Hacker News

fny 3 days ago [ - ]

Strings are a universal interface with no dependencies. You can do anything in any language across any number of files. Any other abstraction heavily restricts what you can accomplish.

Also, LLMs aren't trained on ASTs, they're trained on strings -- just like programmers.

skybrian 3 days ago [ - ]

No, it’s not really “any string.” Most strings sent to an interpreter will result in a syntax error. Many Unix commands will report an error if you pass in an unknown flag.

In theory, there is a type that describes what will parse, but it’s implicit.

anon7000 3 days ago [ - ]

Exactly. LLMs are trained on huge amounts of bash scripts. They “know” how to use grep/awk/whatever. ASTs are, I assume, not really part of that training data. How would they know how to work well with on? LLMs are trained on what humans do to code. Yes, I assume down the road someone will train more efficient versions that can work more closely with the machine. But LLMs work as well as they do because they have a large body of “sed” statements in their statistical models

theshrike79 2 days ago [ - ]

They also know how to use modern options like fd and rg, which allow more complex operations with a single call.

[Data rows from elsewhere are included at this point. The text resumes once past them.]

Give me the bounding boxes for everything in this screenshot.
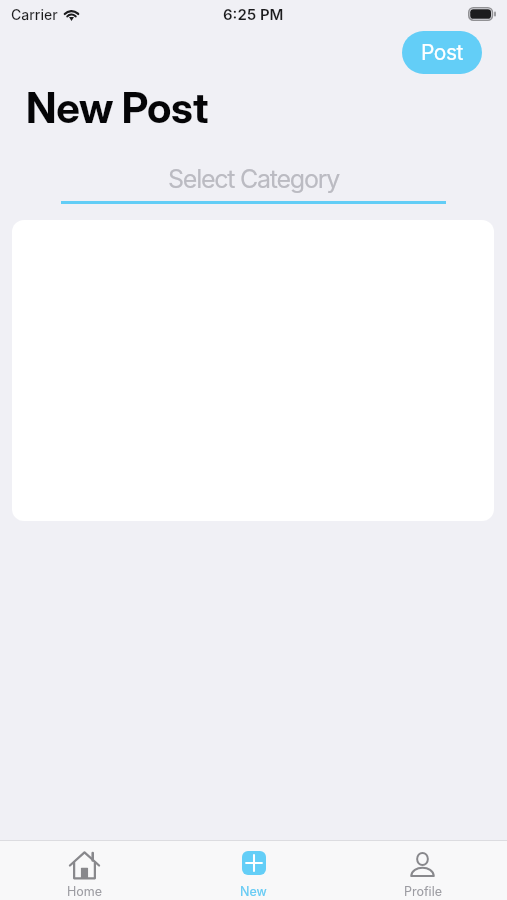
button[interactable]: Home (0, 841, 169, 900)
button[interactable]: Select Category (61, 162, 446, 204)
button[interactable]: Profile (338, 841, 507, 900)
staticText: Carrier (11, 6, 58, 23)
button[interactable]: Post (402, 31, 482, 74)
staticText: Select Category (61, 164, 446, 194)
other: Wi-Fi (63, 9, 80, 21)
staticText: Profile (404, 884, 442, 899)
staticText: 6:25 PM (223, 5, 284, 23)
staticText: New (240, 884, 267, 899)
other: Battery (468, 7, 496, 21)
staticText: Post (421, 40, 463, 65)
staticText: New Post (26, 82, 209, 133)
staticText: Home (67, 884, 103, 899)
button[interactable]: New (169, 841, 338, 900)
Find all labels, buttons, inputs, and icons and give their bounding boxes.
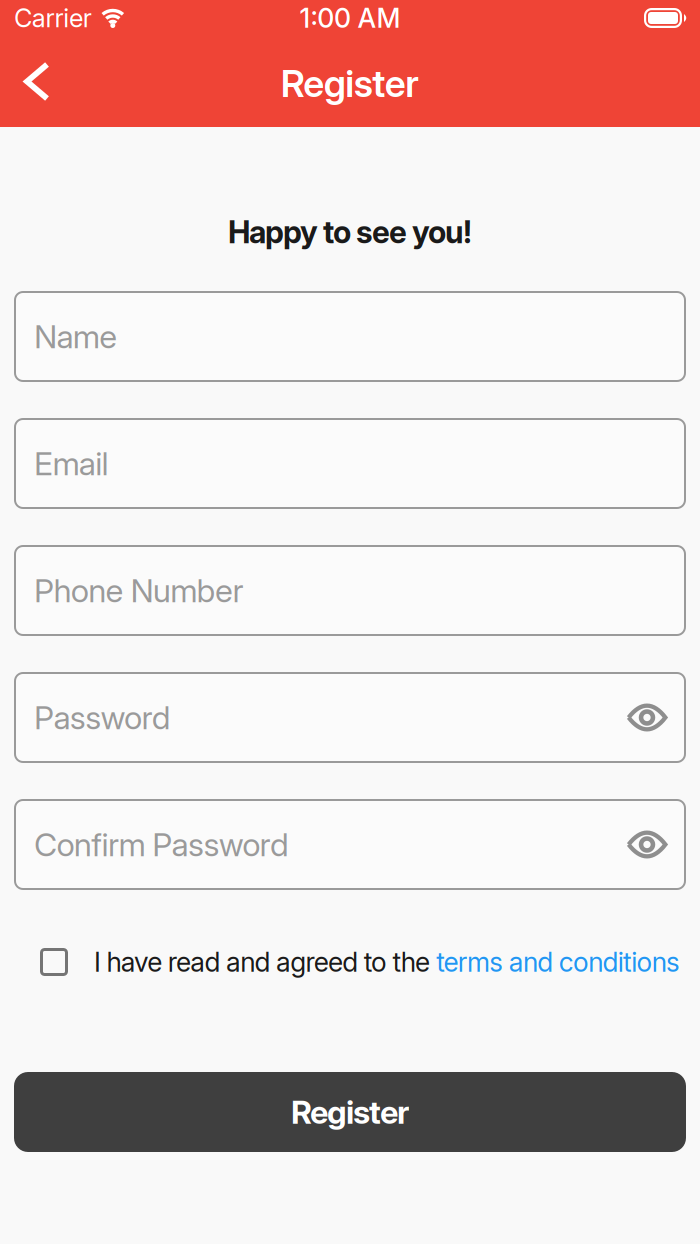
button[interactable]: Register bbox=[14, 1072, 686, 1152]
button[interactable]: Back bbox=[0, 44, 67, 122]
staticText: Register bbox=[281, 62, 419, 106]
staticText: Confirm Password bbox=[34, 826, 289, 863]
button[interactable]: Show password bbox=[627, 831, 667, 858]
button[interactable]: Show password bbox=[627, 704, 667, 731]
staticText: terms and conditions bbox=[436, 946, 680, 978]
button[interactable]: terms and conditions bbox=[436, 946, 680, 978]
staticText: Happy to see you! bbox=[228, 214, 472, 250]
button[interactable]: I have read and agreed to the terms and … bbox=[40, 948, 68, 976]
staticText: Name bbox=[34, 318, 117, 355]
staticText: Carrier bbox=[14, 3, 92, 33]
staticText: Password bbox=[34, 699, 171, 736]
staticText: Phone Number bbox=[34, 572, 243, 609]
staticText: I have read and agreed to the bbox=[94, 946, 436, 978]
staticText: Register bbox=[291, 1093, 409, 1131]
staticText: Email bbox=[34, 445, 109, 482]
staticText: 1:00 AM bbox=[300, 2, 400, 34]
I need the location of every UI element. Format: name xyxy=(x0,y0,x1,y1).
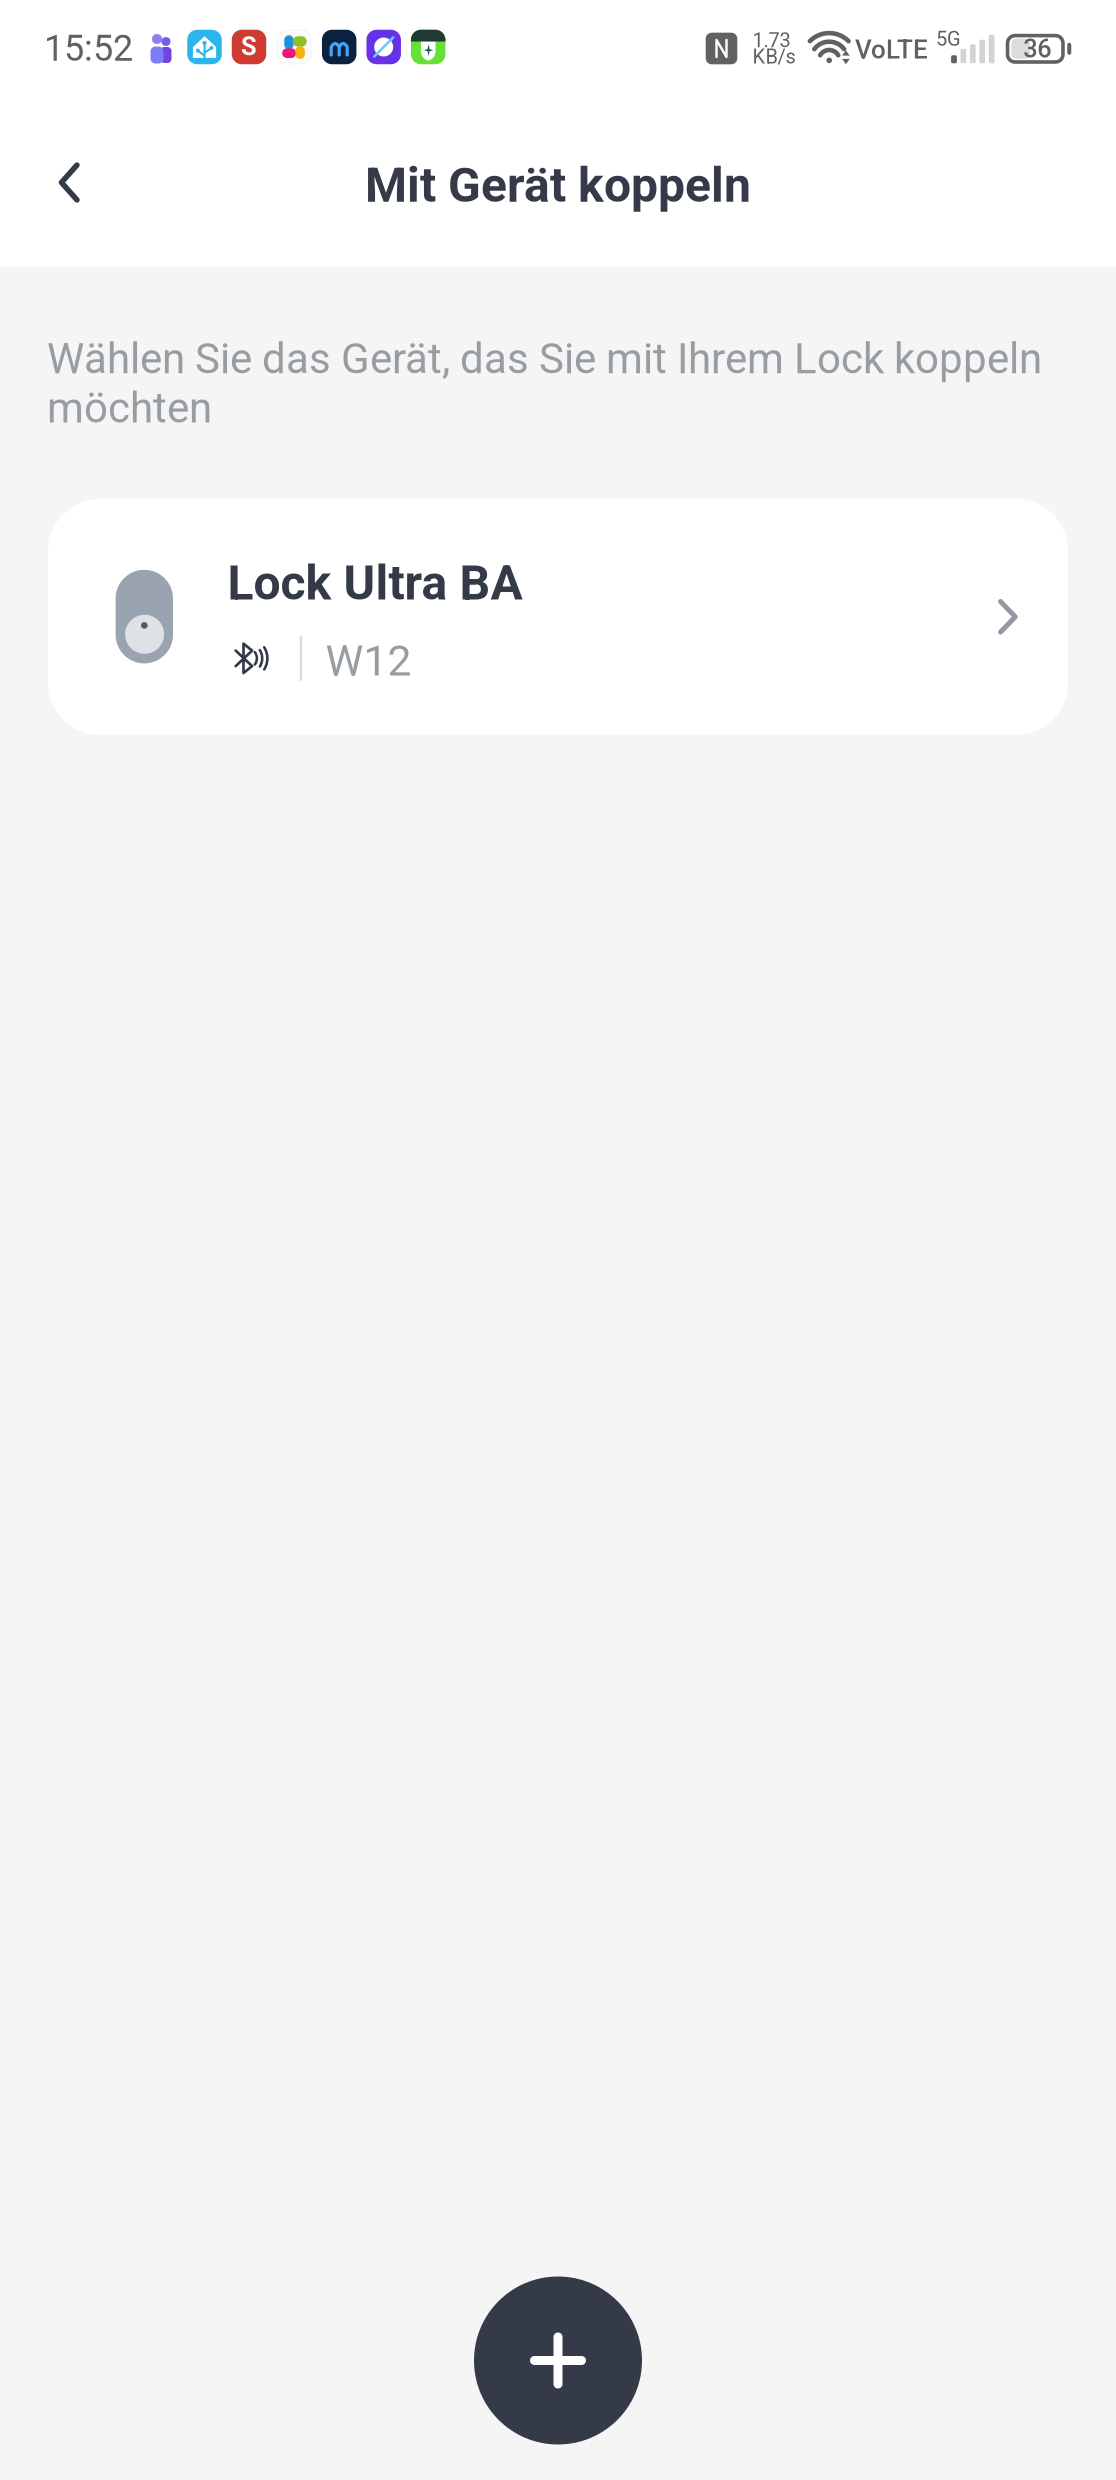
staticText: W12 xyxy=(326,636,412,686)
staticText: 5G xyxy=(936,27,961,50)
staticText: KB/s xyxy=(752,45,796,68)
staticText: 1.73 xyxy=(752,29,790,52)
button[interactable]: Zurück xyxy=(21,134,117,230)
staticText: VoLTE xyxy=(855,34,928,65)
staticText: Lock Ultra BA xyxy=(228,555,522,611)
button[interactable]: Gerät hinzufügen xyxy=(474,2276,642,2444)
staticText: S xyxy=(241,32,257,61)
staticText: Mit Gerät koppeln xyxy=(365,157,751,214)
button[interactable]: Lock Ultra BA xyxy=(48,499,1068,735)
staticText: 36 xyxy=(1023,34,1051,64)
staticText: 15:52 xyxy=(44,27,133,70)
staticText: Wählen Sie das Gerät, das Sie mit Ihrem … xyxy=(47,334,1042,433)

FuckButtons 3 days ago [ - ]

treesitter is more or less a universal AST parser you can run queries against. Writing queries against an AST that you incrementally rebuild is massively more powerful and precise in generating the correct context than manually writing infinitely many shell pipeline oneliners and correctly handling all of the edge cases.

anon7000 3 days ago [ - ]

I agree with you, but the question is more whether existing LLMs have enough training with AST queries to be more effective with that approach. It’s not like LLMs were designed to be precise in the first place

3 days ago [ - ]

[deleted]

UltraSane a day ago [ - ]

generating code that doesn't run is just a waste of electricity.